Сюзан понимающе кивнула и поднялась, чтобы согреть полотенца. Катриона взяла мягкую щетку и стоя принялась себя тереть, а опустившись обратно в воду, сказала:

– Вот так-то, Джеймс Стюарт! С вами наконец покончено!

– Аминь! – закончила Сюзан, заворачивая хозяйку в пушистое мягкое полотенце.

Катриона счастливо рассмеялась.

– Как так получилось, что мы с тобой сразу поладили и ладим, хотя ты и служишь мне всего несколько лет? Твоя тетя Эллен ухаживала за мной со дня моего рождения, а теперь так действует мне на нервы!

– Непросто воспринимать всерьез того, кому когда-то меняла пеленки. Она куда лучше ладит с молодой леди Бесс. К тому же моя тетушка слишком стара, чтобы менять привычный образ жизни и отправляться бродить по свету.

– Боже мой! Меньше чем через два месяца моя чопорная маленькая Бесс уже выйдет замуж!

– Да, и это прекрасно! А как насчет остальных?

– О них я тоже позаботилась, однако давай не будем говорить об этом.

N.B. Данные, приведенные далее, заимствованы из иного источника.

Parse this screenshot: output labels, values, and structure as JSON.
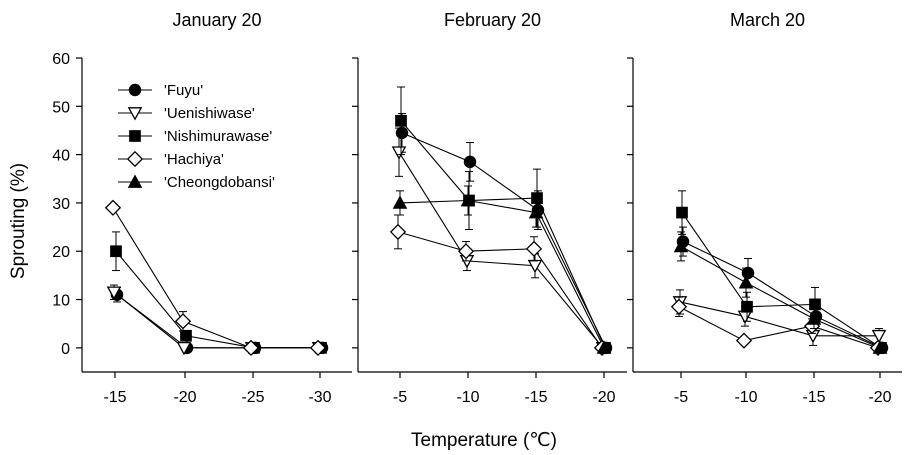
{
  "figure": {
    "ylabel": "Sprouting (%)",
    "xlabel": "Temperature (℃)"
  },
  "chart_data": [
    {
      "type": "line",
      "title": "January 20",
      "categories": [
        "-15",
        "-20",
        "-25",
        "-30"
      ],
      "ylim": [
        -5,
        60
      ],
      "yticks": [
        0,
        10,
        20,
        30,
        40,
        50,
        60
      ],
      "legend_position": "top-left",
      "legend": [
        "'Fuyu'",
        "'Uenishiwase'",
        "'Nishimurawase'",
        "'Hachiya'",
        "'Cheongdobansi'"
      ],
      "series": [
        {
          "name": "'Fuyu'",
          "marker": "circle-filled",
          "values": [
            11,
            0,
            0,
            0
          ],
          "errors": [
            1.5,
            0,
            0,
            0
          ]
        },
        {
          "name": "'Uenishiwase'",
          "marker": "triangle-down-open",
          "values": [
            11.5,
            0,
            0,
            0
          ],
          "errors": [
            1.5,
            0,
            0,
            0
          ]
        },
        {
          "name": "'Nishimurawase'",
          "marker": "square-filled",
          "values": [
            20,
            2.5,
            0,
            0
          ],
          "errors": [
            4,
            1,
            0,
            0
          ]
        },
        {
          "name": "'Hachiya'",
          "marker": "diamond-open",
          "values": [
            29,
            5.5,
            0,
            0
          ],
          "errors": [
            0,
            2,
            0,
            0
          ]
        },
        {
          "name": "'Cheongdobansi'",
          "marker": "triangle-up-filled",
          "values": [
            null,
            null,
            null,
            null
          ],
          "errors": [
            0,
            0,
            0,
            0
          ]
        }
      ]
    },
    {
      "type": "line",
      "title": "February 20",
      "categories": [
        "-5",
        "-10",
        "-15",
        "-20"
      ],
      "ylim": [
        -5,
        60
      ],
      "series": [
        {
          "name": "'Fuyu'",
          "marker": "circle-filled",
          "values": [
            44.5,
            38.5,
            28.5,
            0
          ],
          "errors": [
            4,
            4,
            4,
            0
          ]
        },
        {
          "name": "'Uenishiwase'",
          "marker": "triangle-down-open",
          "values": [
            40.5,
            18,
            17,
            0
          ],
          "errors": [
            5,
            2,
            2.5,
            0
          ]
        },
        {
          "name": "'Nishimurawase'",
          "marker": "square-filled",
          "values": [
            47,
            30.5,
            31,
            0
          ],
          "errors": [
            7,
            6,
            6,
            0
          ]
        },
        {
          "name": "'Hachiya'",
          "marker": "diamond-open",
          "values": [
            24,
            20,
            20.5,
            0
          ],
          "errors": [
            3.5,
            2,
            2.5,
            0
          ]
        },
        {
          "name": "'Cheongdobansi'",
          "marker": "triangle-up-filled",
          "values": [
            30,
            30.5,
            28,
            0
          ],
          "errors": [
            2.5,
            3,
            3,
            0
          ]
        }
      ]
    },
    {
      "type": "line",
      "title": "March 20",
      "categories": [
        "-5",
        "-10",
        "-15",
        "-20"
      ],
      "ylim": [
        -5,
        60
      ],
      "series": [
        {
          "name": "'Fuyu'",
          "marker": "circle-filled",
          "values": [
            22,
            15.5,
            6.5,
            0
          ],
          "errors": [
            3,
            3,
            2,
            0
          ]
        },
        {
          "name": "'Uenishiwase'",
          "marker": "triangle-down-open",
          "values": [
            9.5,
            6.5,
            2.5,
            2.5
          ],
          "errors": [
            2.5,
            2,
            2,
            1.5
          ]
        },
        {
          "name": "'Nishimurawase'",
          "marker": "square-filled",
          "values": [
            28,
            8.5,
            9,
            0
          ],
          "errors": [
            4.5,
            3,
            3.5,
            0
          ]
        },
        {
          "name": "'Hachiya'",
          "marker": "diamond-open",
          "values": [
            8.5,
            1.5,
            4.5,
            0
          ],
          "errors": [
            2,
            0,
            1.5,
            0
          ]
        },
        {
          "name": "'Cheongdobansi'",
          "marker": "triangle-up-filled",
          "values": [
            21,
            13.5,
            6,
            0
          ],
          "errors": [
            3,
            3,
            2,
            0
          ]
        }
      ]
    }
  ]
}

Сюзан мгновенно поняла намек, и после того как помогла госпоже одеться, отправилась заниматься другими делами.

Рождество в Гленкирке было отпраздновано тихо, в главном соборе аббатства прошла прекрасная полуночная месса, по окончании которой все спустились в освещенную свечами крипту под часовней замка и украсили ее свежей зеленью. Под руководством аббата Чарлза Лесли, державшего в руках четки, были прочитаны все молитвы. Когда семья покинула крипту, Катриона села на мраморную скамью. Взгляд ее переходил с одного надгробия на другое, пока не остановился на большой бронзовой табличке с надписью:

Патрик Иэн Джеймс Лесли, IV граф Гленкирк

8 августа 1552 г. – апрель 1596 г.

Погиб в море

Оплакан своей возлюбленной женой Катрионой Майри и их девятью детьми

Да покоится в мире

Она почувствовала, как на глаза у нее навернулись слезы, и прошептала:

– Ох, Патрик, все считают тебя погибшим, но я не верю в это, хотя никакой логики здесь нет. Но как бы там ни было, я знаю, что ты никогда сюда не вернешься. Джейми опять взялся за свое, и я должна бежать, иначе опозорю весь наш род. Я ухожу к Ботвеллу и знаю, что ты бы меня понял. – Кэт поднялась, подошла к гробнице своей прабабки и тихо сказала: – Ну что, великая хитрованка, даже после смерти ты все равно сделала по-своему. Я вышла замуж за твоего драгоценного Патрика, дала ему наследника, а Гленкирку – новое поколение. Но теперь уж, мэм, все будет по-моему!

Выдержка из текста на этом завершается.